Maintaining accurate time on your server is crucial for many reasons, including proper logging, secure communication (e.g., SSL/TLS certificate validation), and consistent data synchronization across distributed systems. Ubuntu 24.04, like its predecessors, relies on NTP (Network Time Protocol) to keep your system’s clock precisely synchronized with global time servers. This Tutorial will guide you through the process of setting up NTP on your Ubuntu 24.04 machine.
First, it’s a good practice to update your package list to ensure you’re working with the latest information. Open your terminal and run:
“`bash
sudo apt update
“`
Ubuntu 24.04 typically uses `systemd-timesyncd` by default for time synchronization. While this service is generally sufficient for most users, `NTPsec` (or `Chrony` in some cases) offers more advanced features and precision, making it a preferred choice for servers where highly accurate time is critical.
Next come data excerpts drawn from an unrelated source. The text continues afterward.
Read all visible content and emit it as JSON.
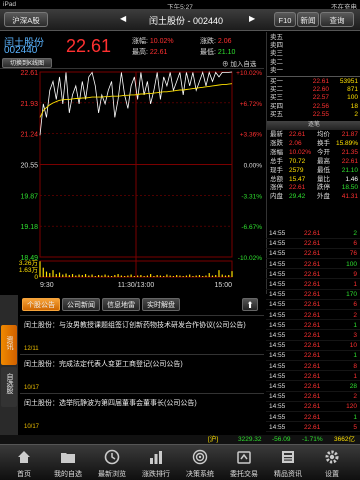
{
  "status_bar": {
    "device": "iPad",
    "time": "下午5:27",
    "right": "不在充电"
  },
  "title_bar": {
    "market_button": "沪深A股",
    "prev": "◀",
    "title": "闰土股份 - 002440",
    "next": "▶",
    "f10": "F10",
    "refresh": "新闻",
    "query": "查询"
  },
  "stock": {
    "name": "闰土股份",
    "code": "002440",
    "kline_button": "切换到K线图",
    "price": "22.61",
    "add_button": "加入自选",
    "stats": {
      "change_pct_label": "涨幅:",
      "change_pct": "10.02%",
      "change_label": "涨跌:",
      "change": "2.06",
      "high_label": "最高:",
      "high": "22.61",
      "low_label": "最低:",
      "low": "21.10"
    }
  },
  "chart_data": {
    "type": "line",
    "title": "",
    "prev_close": 20.55,
    "price_ticks": [
      "22.61",
      "21.93",
      "21.24",
      "20.55",
      "19.87",
      "19.18",
      "18.49"
    ],
    "pct_ticks": [
      "+10.02%",
      "+6.72%",
      "+3.36%",
      "0.00%",
      "-3.31%",
      "-6.67%",
      "-10.02%"
    ],
    "time_ticks": [
      "9:30",
      "11:30/13:00",
      "15:00"
    ],
    "volume_ticks": [
      "3.26万",
      "1.63万",
      "0"
    ],
    "ylim": [
      18.49,
      22.61
    ],
    "price_series": [
      21.2,
      21.9,
      21.6,
      22.2,
      22.4,
      22.0,
      22.5,
      21.9,
      22.6,
      21.7,
      22.1,
      22.3,
      21.9,
      22.4,
      22.0,
      22.5,
      22.6,
      22.3,
      21.7,
      22.1,
      21.9,
      22.2,
      22.4,
      21.6,
      22.0,
      22.6,
      22.1,
      21.8,
      22.3,
      22.5,
      22.0,
      22.6,
      22.1,
      22.4,
      21.9,
      22.2,
      22.6,
      22.0,
      22.5,
      22.3,
      22.6,
      22.2,
      22.4,
      22.6,
      22.1,
      22.6,
      22.3,
      22.6,
      22.2,
      22.4,
      22.6,
      22.3,
      22.6,
      22.4,
      22.6,
      22.5,
      22.6,
      22.6,
      22.6,
      22.61
    ],
    "avg_series": [
      21.6,
      21.75,
      21.82,
      21.88,
      21.92,
      21.95,
      21.98,
      21.99,
      22.0,
      22.0,
      22.01,
      22.02,
      22.02,
      22.03,
      22.03,
      22.04,
      22.05,
      22.05,
      22.05,
      22.05,
      22.06,
      22.06,
      22.07,
      22.07,
      22.07,
      22.08,
      22.09,
      22.09,
      22.1,
      22.1,
      22.11,
      22.12,
      22.12,
      22.13,
      22.13,
      22.14,
      22.15,
      22.16,
      22.17,
      22.17,
      22.18,
      22.19,
      22.2,
      22.21,
      22.21,
      22.22,
      22.23,
      22.24,
      22.25,
      22.26,
      22.27,
      22.28,
      22.29,
      22.3,
      22.31,
      22.32,
      22.33,
      22.33,
      22.34,
      22.35
    ],
    "volume_series": [
      3.2,
      1.9,
      1.1,
      0.8,
      1.4,
      0.6,
      0.9,
      0.5,
      0.7,
      0.4,
      0.6,
      0.3,
      0.5,
      0.4,
      0.6,
      0.3,
      0.5,
      0.2,
      0.4,
      0.3,
      0.5,
      0.3,
      0.2,
      0.4,
      0.6,
      0.3,
      0.2,
      0.3,
      0.5,
      0.2,
      0.3,
      0.4,
      0.2,
      0.3,
      0.6,
      0.2,
      0.4,
      0.3,
      0.2,
      0.5,
      0.3,
      0.2,
      0.4,
      0.3,
      0.2,
      0.3,
      0.5,
      0.2,
      0.3,
      0.4,
      0.2,
      0.3,
      0.8,
      0.3,
      0.4,
      1.4,
      0.5,
      0.3,
      0.4,
      1.2
    ]
  },
  "orderbook": {
    "asks": [
      {
        "label": "卖五",
        "price": "",
        "vol": ""
      },
      {
        "label": "卖四",
        "price": "",
        "vol": ""
      },
      {
        "label": "卖三",
        "price": "",
        "vol": ""
      },
      {
        "label": "卖二",
        "price": "",
        "vol": ""
      },
      {
        "label": "卖一",
        "price": "",
        "vol": ""
      }
    ],
    "bids": [
      {
        "label": "买一",
        "price": "22.61",
        "vol": "53951"
      },
      {
        "label": "买二",
        "price": "22.60",
        "vol": "871"
      },
      {
        "label": "买三",
        "price": "22.57",
        "vol": "100"
      },
      {
        "label": "买四",
        "price": "22.56",
        "vol": "18"
      },
      {
        "label": "买五",
        "price": "22.55",
        "vol": "2"
      }
    ],
    "divider": "逐笔",
    "stats": [
      [
        "最新",
        "22.61",
        "均价",
        "21.87"
      ],
      [
        "涨跌",
        "2.06",
        "换手",
        "15.89%"
      ],
      [
        "涨幅",
        "10.02%",
        "今开",
        "21.35"
      ],
      [
        "总手",
        "70.72",
        "最高",
        "22.61"
      ],
      [
        "现手",
        "2579",
        "最低",
        "21.10"
      ],
      [
        "总额",
        "15.47",
        "量比",
        "1.46"
      ],
      [
        "涨停",
        "22.61",
        "跌停",
        "18.50"
      ],
      [
        "内盘",
        "29.42",
        "外盘",
        "41.31"
      ]
    ]
  },
  "trades": [
    [
      "14:55",
      "22.61",
      "2"
    ],
    [
      "14:55",
      "22.61",
      "6"
    ],
    [
      "14:55",
      "22.61",
      "76"
    ],
    [
      "14:55",
      "22.61",
      "100"
    ],
    [
      "14:55",
      "22.61",
      "9"
    ],
    [
      "14:55",
      "22.61",
      "1"
    ],
    [
      "14:55",
      "22.61",
      "170"
    ],
    [
      "14:55",
      "22.61",
      "6"
    ],
    [
      "14:55",
      "22.61",
      "2"
    ],
    [
      "14:55",
      "22.61",
      "1"
    ],
    [
      "14:55",
      "22.61",
      "3"
    ],
    [
      "14:55",
      "22.61",
      "10"
    ],
    [
      "14:55",
      "22.61",
      "1"
    ],
    [
      "14:55",
      "22.61",
      "8"
    ],
    [
      "14:55",
      "22.61",
      "1"
    ],
    [
      "14:55",
      "22.61",
      "28"
    ],
    [
      "14:55",
      "22.61",
      "2"
    ],
    [
      "14:55",
      "22.61",
      "120"
    ],
    [
      "14:55",
      "22.61",
      "1"
    ],
    [
      "14:55",
      "22.61",
      "5"
    ]
  ],
  "news_panel": {
    "side_tabs": [
      "资讯",
      "自选股"
    ],
    "tabs": [
      "个股公告",
      "公司新闻",
      "信息地雷",
      "实时解盘"
    ],
    "up_button": "⬆",
    "items": [
      {
        "title": "闰土股份：与汝男教授课题组签订创新药物技术研发合作协议(公司公告)",
        "date": "12/11"
      },
      {
        "title": "闰土股份：完成法定代表人变更工商登记(公司公告)",
        "date": "10/17"
      },
      {
        "title": "闰土股份：选举阮静波为第四届董事会董事长(公司公告)",
        "date": "10/17"
      }
    ]
  },
  "index_bar": {
    "name": "[沪]",
    "value": "3229.32",
    "change": "-56.09",
    "pct": "-1.71%",
    "amount": "3662亿"
  },
  "tabbar": [
    {
      "label": "首页",
      "icon": "home-icon"
    },
    {
      "label": "我的自选",
      "icon": "folder-icon"
    },
    {
      "label": "最新浏览",
      "icon": "clock-icon"
    },
    {
      "label": "涨跌排行",
      "icon": "ranking-icon"
    },
    {
      "label": "决策系统",
      "icon": "target-icon"
    },
    {
      "label": "委托交易",
      "icon": "trade-icon"
    },
    {
      "label": "精品资讯",
      "icon": "news-icon"
    },
    {
      "label": "设置",
      "icon": "gear-icon"
    }
  ]
}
For this tutorial, we’ll focus on `NTPsec`, which is a hardened, secure implementation of NTP.
If `systemd-timesyncd` is running, you might want to stop and disable it before installing `NTPsec` to avoid conflicts:
“`bash
sudo timedatectl set-ntp no
sudo systemctl stop systemd-timesyncd
sudo systemctl disable systemd-timesyncd
“`
Now, let’s install the `ntpsec` package.
“`bash
sudo apt install ntpsec
“`
During the installation, `ntpsec` will automatically start and attempt to synchronize your system’s clock with default NTP servers.
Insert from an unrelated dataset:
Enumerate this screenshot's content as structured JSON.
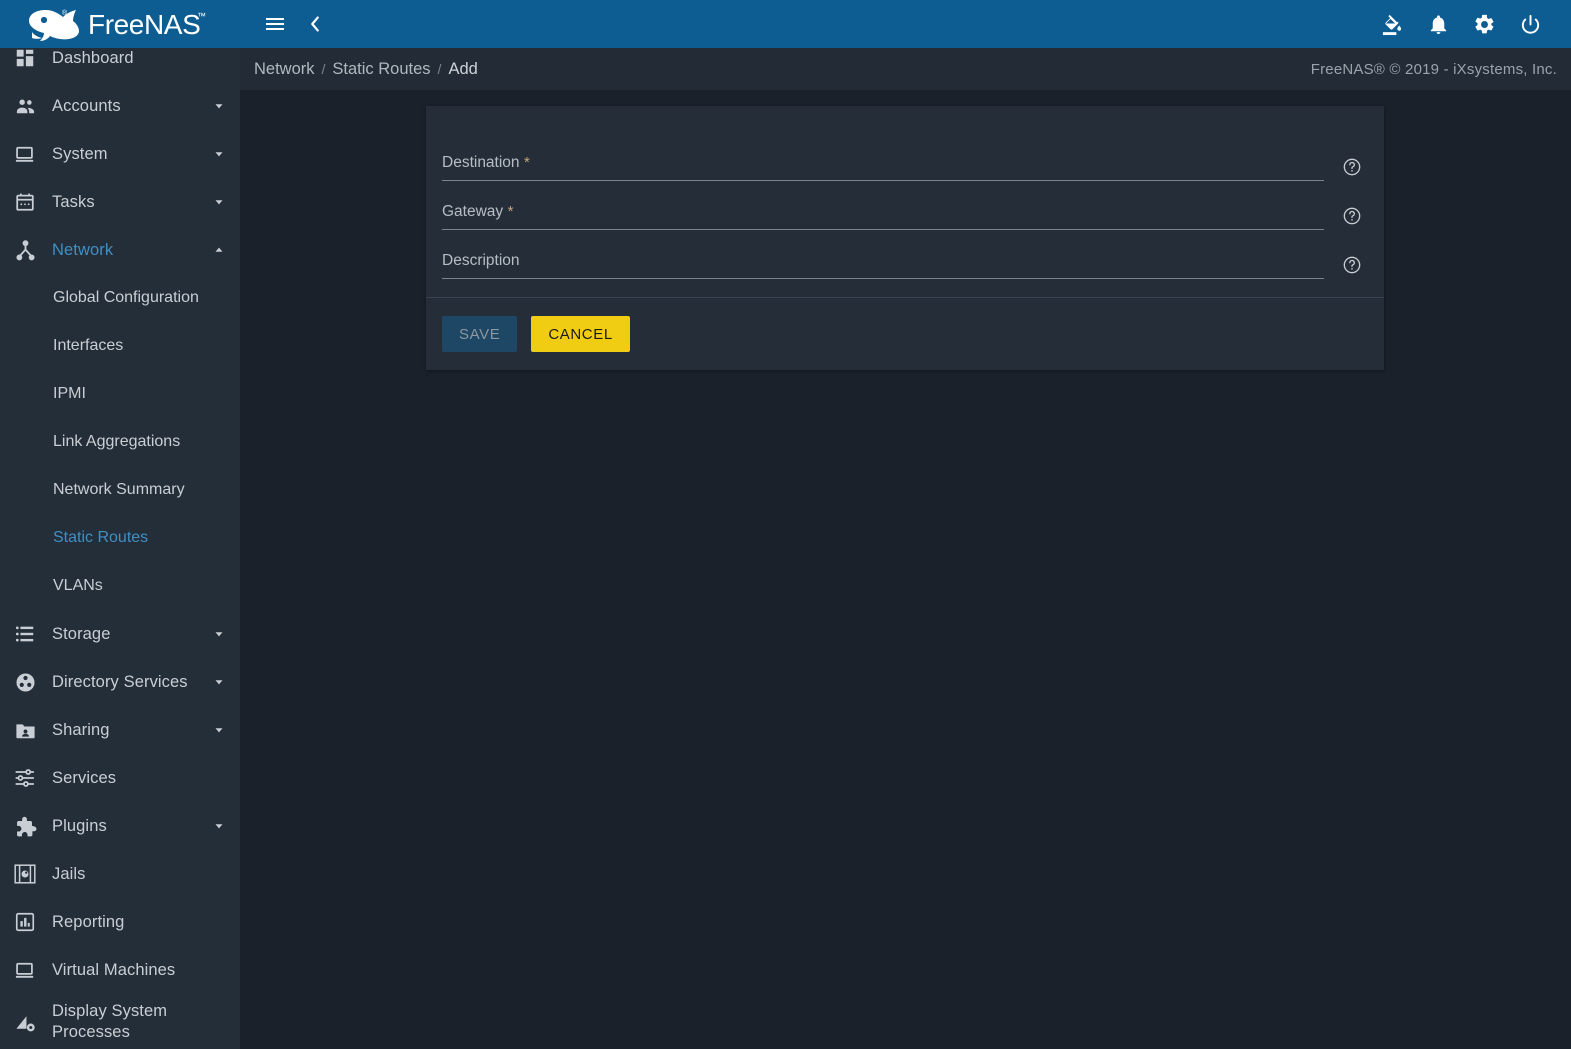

To verify that `NTPsec` is running and synchronizing correctly, you can use the following commands:
Check the status of the `ntpsec` service:
“`bash
sudo systemctl status ntpsec
“`
You should see output indicating that the service is `active (running)`.
To check the synchronization status and see which NTP servers your system is currently using, use the `ntpq` command:
“`bash
ntpq -p
“`
This command will display a list of configured NTP servers, their reachability, and synchronization status. Look for a server marked with an asterisk (`*`) next to its `remote` address, which indicates the server currently being used for synchronization. A plus sign (`+`) indicates a good candidate server.
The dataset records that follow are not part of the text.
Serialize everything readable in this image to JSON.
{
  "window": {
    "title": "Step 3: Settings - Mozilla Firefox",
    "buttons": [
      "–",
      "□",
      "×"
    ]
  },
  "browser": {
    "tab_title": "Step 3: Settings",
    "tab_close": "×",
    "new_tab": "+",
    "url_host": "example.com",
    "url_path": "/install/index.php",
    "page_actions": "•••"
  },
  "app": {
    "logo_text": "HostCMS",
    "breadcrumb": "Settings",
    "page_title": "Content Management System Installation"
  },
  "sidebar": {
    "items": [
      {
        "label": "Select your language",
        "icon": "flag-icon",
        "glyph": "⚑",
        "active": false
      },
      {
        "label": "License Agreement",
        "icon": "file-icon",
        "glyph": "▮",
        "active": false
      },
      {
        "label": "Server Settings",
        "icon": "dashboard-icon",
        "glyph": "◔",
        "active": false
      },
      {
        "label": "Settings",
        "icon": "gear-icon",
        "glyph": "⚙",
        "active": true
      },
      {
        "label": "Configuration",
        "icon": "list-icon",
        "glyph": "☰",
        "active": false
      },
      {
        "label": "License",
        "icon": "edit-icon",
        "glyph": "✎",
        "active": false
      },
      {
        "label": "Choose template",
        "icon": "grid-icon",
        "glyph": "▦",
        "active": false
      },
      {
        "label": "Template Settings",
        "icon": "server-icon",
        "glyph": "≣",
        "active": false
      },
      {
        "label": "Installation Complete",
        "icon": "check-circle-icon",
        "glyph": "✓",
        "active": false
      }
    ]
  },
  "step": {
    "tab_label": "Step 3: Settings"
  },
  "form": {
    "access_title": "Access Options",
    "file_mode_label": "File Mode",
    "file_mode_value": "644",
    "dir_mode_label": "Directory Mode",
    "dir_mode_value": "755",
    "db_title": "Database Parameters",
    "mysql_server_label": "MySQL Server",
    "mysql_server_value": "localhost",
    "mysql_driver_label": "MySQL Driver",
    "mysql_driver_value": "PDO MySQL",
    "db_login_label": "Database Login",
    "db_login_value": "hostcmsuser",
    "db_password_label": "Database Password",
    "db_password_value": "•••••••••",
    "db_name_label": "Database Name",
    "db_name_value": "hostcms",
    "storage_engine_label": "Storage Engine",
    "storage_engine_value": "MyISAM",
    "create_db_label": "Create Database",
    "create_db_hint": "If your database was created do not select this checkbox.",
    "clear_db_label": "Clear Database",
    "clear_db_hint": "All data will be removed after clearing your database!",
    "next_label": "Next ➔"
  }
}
You can also check the overall time synchronization status with `timedatectl`:
“`bash
timedatectl
“`
This command will show you the current local time, universal time, RTC time, and importantly, whether NTP synchronization is active. Look for `NTP synchronized: yes`.
By default, `NTPsec` is configured to use a pool of public NTP servers. However, you might want to configure specific NTP servers, especially in an enterprise environment or if you prefer certain regional servers. The main configuration file for `NTPsec` is `/etc/ntpsec/ntp.conf`.
To edit the configuration file:
“`bash
sudo nano /etc/ntpsec/ntp.conf
“`
Inside this file, you’ll find lines starting with `pool` or `server`. You can comment out the default `pool` lines and add your preferred `server` entries. For example:
“`
# pool 0.ubuntu.pool.ntp.org iburst
# pool 1.ubuntu.pool.ntp.org iburst
# pool 2.ubuntu.pool.ntp.org iburst
# pool 3.ubuntu.pool.ntp.org iburst
server ntp.your-company.com iburst
server time.nist.gov iburst
“`
Replace `ntp.your-company.com` with your internal NTP server or choose other reliable public NTP servers. The `iburst` option speeds up the initial synchronization.
After making changes to the configuration file, you must restart the `ntpsec` service for the changes to take effect:
“`bash
sudo systemctl restart ntpsec
“`
Then, verify the synchronization status again using `ntpq -p` and `timedatectl`.
Setting up NTP on Ubuntu 24.04 is a straightforward process that ensures your server’s clock remains accurate and reliable. Whether you stick with the default `systemd-timesyncd` or opt for the more robust `NTPsec`, accurate time synchronization is a foundational element for a stable and secure server environment.